À une semaine du scrutin présidentiel du 7 juin 2026, le président sortant Florentino Pérez crée un séisme institutionnel en proposant de modifier le modèle historique de propriété du club.

  • Ouverture du capital : Pérez a admis être prêt à vendre 5 % des parts du club à un investisseur minoritaire.

  • Valorisation boursière : Cette vente technique vise à établir la valeur réelle du Real Madrid sur le marché financier, estimée théoriquement à près de 10 milliards d’euros par Forbes.

  • Distribution aux socios : Les 95 % restants du capital seraient redistribués sous forme d’actions économiques individuelles aux 100 000 supporters-membres (socios).

  • Garantie démocratique : Pérez assure que l’acheteur minoritaire n’aura aucun pouvoir décisionnel et que le contrôle restera aux mains des socios.

« Je ne vais pas mourir avant d’avoir réussi à faire en sorte que le patrimoine financier du Real Madrid appartienne à ses socios. » – Florentino Pérez.

La riposte de Riquelme

L’unique candidat d’opposition, Enrique Riquelme, utilise ce projet de privatisation comme un levier électoral majeur pour dénoncer une dérive historique.

  • La ligne rouge : Riquelme accuse ouvertement Pérez d’avoir franchi une limite sacrée en touchant au statut non commercial du club.

  • Contre-attaque sportive : Pour séduire l’électorat, l’opposant promet le recrutement du milieu de terrain espagnol Rodri (Manchester City) et de l’attaquant Erling Haaland.
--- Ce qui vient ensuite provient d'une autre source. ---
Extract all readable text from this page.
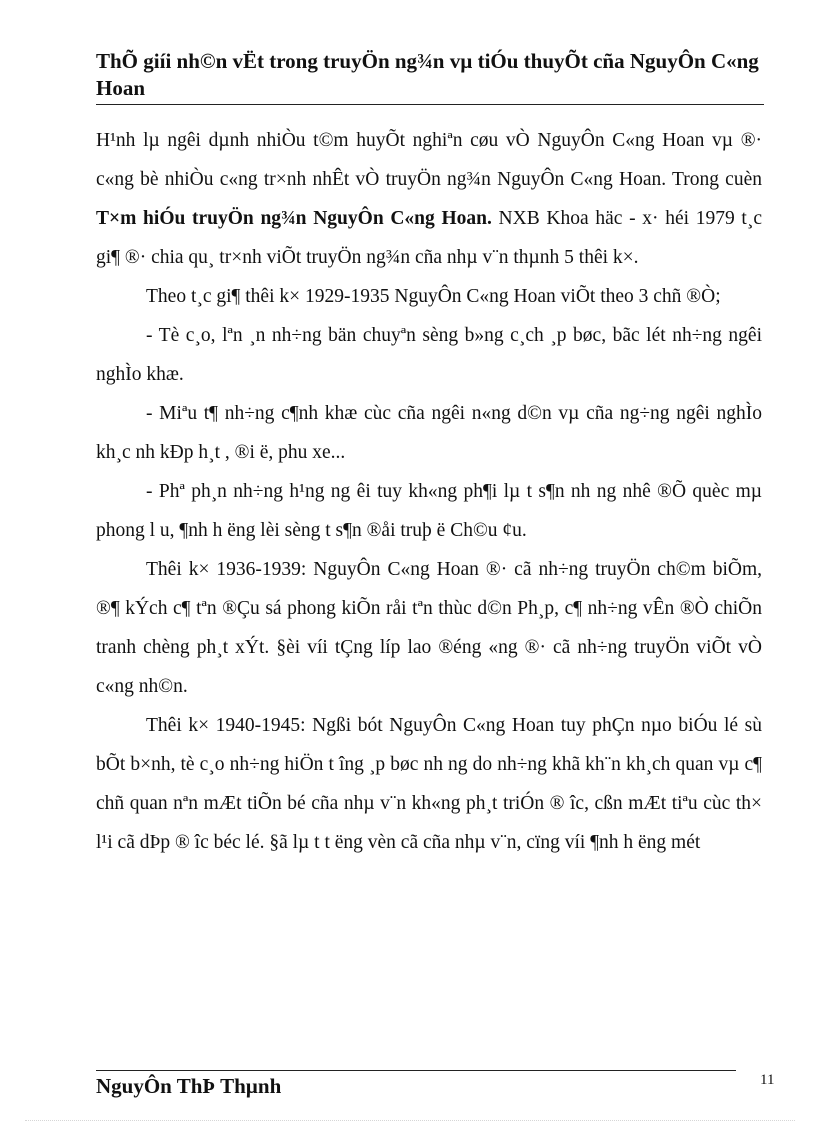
ThÕ giíi nh©n vËt trong truyÖn ng¾n vµ tiÓu thuyÕt cña NguyÔn C«ng Hoan

H¹nh lµ ngêi dµnh nhiÒu t©m huyÕt nghiªn cøu vÒ NguyÔn C«ng Hoan vµ ®· c«ng bè nhiÒu c«ng tr×nh nhÊt vÒ truyÖn ng¾n NguyÔn C«ng Hoan. Trong cuèn T×m hiÓu truyÖn ng¾n NguyÔn C«ng Hoan. NXB Khoa häc - x· héi 1979 t¸c gi¶ ®· chia qu¸ tr×nh viÕt truyÖn ng¾n cña nhµ v¨n thµnh 5 thêi k×.

Theo t¸c gi¶ thêi k× 1929-1935 NguyÔn C«ng Hoan viÕt theo 3 chñ ®Ò;

- Tè c¸o, lªn ¸n nh÷ng bän chuyªn sèng b»ng c¸ch ¸p bøc, bãc lét nh÷ng ngêi nghÌo khæ.

- Miªu t¶ nh÷ng c¶nh khæ cùc cña ngêi n«ng d©n vµ cña ng÷ng ngêi nghÌo kh¸c nh kÐp h¸t , ®i ë, phu xe...

- Phª ph¸n nh÷ng h¹ng ng êi tuy kh«ng ph¶i lµ t s¶n nh ng nhê ®Õ quèc mµ phong l u, ¶nh h ëng lèi sèng t s¶n ®åi truþ ë Ch©u ¢u.

Thêi k× 1936-1939: NguyÔn C«ng Hoan ®· cã nh÷ng truyÖn ch©m biÕm, ®¶ kÝch c¶ tªn ®Çu sá phong kiÕn råi tªn thùc d©n Ph¸p, c¶ nh÷ng vÊn ®Ò chiÕn tranh chèng ph¸t xÝt. §èi víi tÇng líp lao ®éng «ng ®· cã nh÷ng truyÖn viÕt vÒ c«ng nh©n.

Thêi k× 1940-1945: Ngßi bót NguyÔn C«ng Hoan tuy phÇn nµo biÓu lé sù bÕt b×nh, tè c¸o nh÷ng hiÖn t îng ¸p bøc nh ng do nh÷ng khã kh¨n kh¸ch quan vµ c¶ chñ quan nªn mÆt tiÕn bé cña nhµ v¨n kh«ng ph¸t triÓn ® îc, cßn mÆt tiªu cùc th× l¹i cã dÞp ® îc béc lé. §ã lµ t t ëng vèn cã cña nhµ v¨n, cïng víi ¶nh h ëng mét

NguyÔn ThÞ Thµnh	11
  • Contrôle total : Riquelme s’engage à maintenir le modèle associatif pur sans aucune injection de capital privé extérieur.

Le spectre de la vente

La transformation des socios en actionnaires économiques suscite de profondes inquiétudes au sein du madridisme sur la viabilité à long terme.
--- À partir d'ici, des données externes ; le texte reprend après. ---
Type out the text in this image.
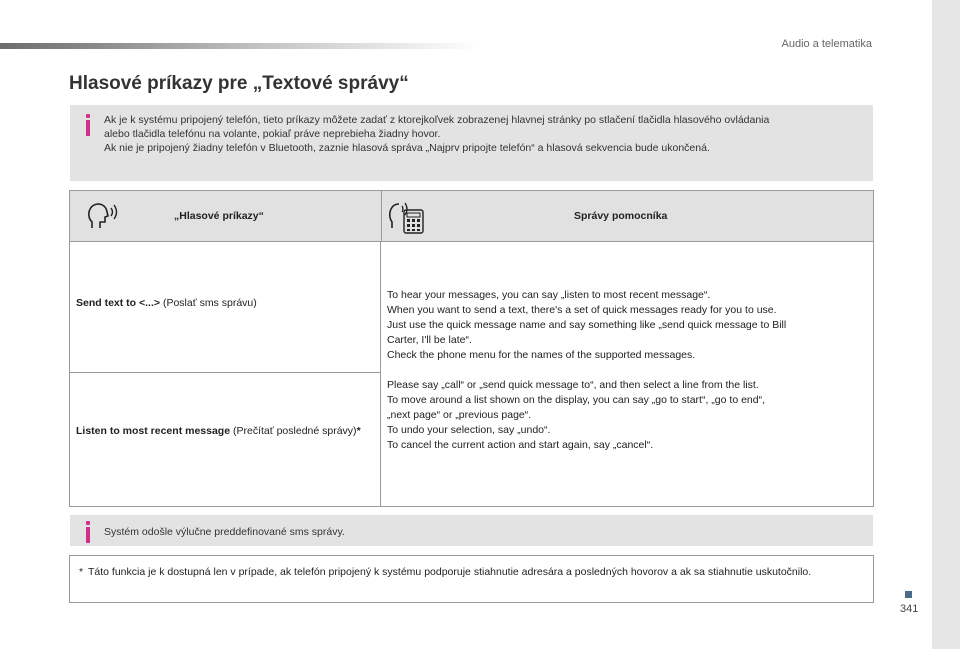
Audio a telematika
Hlasové príkazy pre „Textové správy“
Ak je k systému pripojený telefón, tieto príkazy môžete zadať z ktorejkoľvek zobrazenej hlavnej stránky po stlačení tlačidla hlasového ovládania
alebo tlačidla telefónu na volante, pokiaľ práve neprebieha žiadny hovor.
Ak nie je pripojený žiadny telefón v Bluetooth, zaznie hlasová správa „Najprv pripojte telefón“ a hlasová sekvencia bude ukončená.
„Hlasové príkazy“	Správy pomocníka
Send text to <...> (Poslať sms správu)
Listen to most recent message (Prečítať posledné správy)*
To hear your messages, you can say „listen to most recent message“.
When you want to send a text, there's a set of quick messages ready for you to use.
Just use the quick message name and say something like „send quick message to Bill
Carter, I'll be late“.
Check the phone menu for the names of the supported messages.
Please say „call“ or „send quick message to“, and then select a line from the list.
To move around a list shown on the display, you can say „go to start“, „go to end“,
„next page“ or „previous page“.
To undo your selection, say „undo“.
To cancel the current action and start again, say „cancel“.
Systém odošle výlučne preddefinované sms správy.
* Táto funkcia je k dostupná len v prípade, ak telefón pripojený k systému podporuje stiahnutie adresára a posledných hovorov a ak sa stiahnutie uskutočnilo.
341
  • La tentation financière : Avec une action évaluée entre 50 000 et 100 000 euros selon les projections, de nombreux socios modestes pourraient être tentés de vendre leurs parts.
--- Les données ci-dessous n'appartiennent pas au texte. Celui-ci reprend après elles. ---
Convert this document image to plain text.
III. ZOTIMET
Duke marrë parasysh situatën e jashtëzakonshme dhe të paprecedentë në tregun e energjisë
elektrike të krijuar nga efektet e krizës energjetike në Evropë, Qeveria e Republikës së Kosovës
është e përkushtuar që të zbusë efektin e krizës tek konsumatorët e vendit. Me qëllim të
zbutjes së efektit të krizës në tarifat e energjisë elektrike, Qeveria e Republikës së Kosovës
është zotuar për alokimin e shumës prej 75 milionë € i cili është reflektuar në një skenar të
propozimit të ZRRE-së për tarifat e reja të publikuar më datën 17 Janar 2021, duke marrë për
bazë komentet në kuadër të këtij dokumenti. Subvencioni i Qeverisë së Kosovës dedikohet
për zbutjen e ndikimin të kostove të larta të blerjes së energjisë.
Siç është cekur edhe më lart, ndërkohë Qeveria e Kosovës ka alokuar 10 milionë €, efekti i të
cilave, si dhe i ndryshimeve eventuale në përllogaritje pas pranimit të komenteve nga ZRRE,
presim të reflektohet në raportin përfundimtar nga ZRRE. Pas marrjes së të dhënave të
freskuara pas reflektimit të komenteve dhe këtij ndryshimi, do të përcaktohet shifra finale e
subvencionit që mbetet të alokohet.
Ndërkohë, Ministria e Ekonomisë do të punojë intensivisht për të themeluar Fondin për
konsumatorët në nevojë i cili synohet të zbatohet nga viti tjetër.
  • Rachat hostile masqué : Rien n’empêcherait juridiquement des fonds souverains ou des investisseurs étrangers de racheter progressivement les actions des socios pour prendre la majorité.

  • Perte d’identité : L’arrivée d’actionnaires purement financiers modifierait irrémédiablement le pouvoir décisionnel historique basé sur le socio-supporter.

Le piège de la valorisation

Derrière la promesse populiste de « rendre le patrimoine aux supporters », le projet de Florentino Pérez pourrait être le cheval de Troie de la privatisation définitive du Real Madrid. Si les actions deviennent cessibles sur un marché secondaire, le club s’expose à une perte de contrôle progressive au profit de capitaux d’État (Moyen-Orient) ou de fonds américains. Face à la concurrence des clubs de Premier League et des équipes adossées à des États, Pérez cherche un moyen désespéré de recapitaliser le club. Mais en brisant le tabou de l’actionnariat, il ouvre une boîte de Pandore que même son autorité ne pourra plus refermer.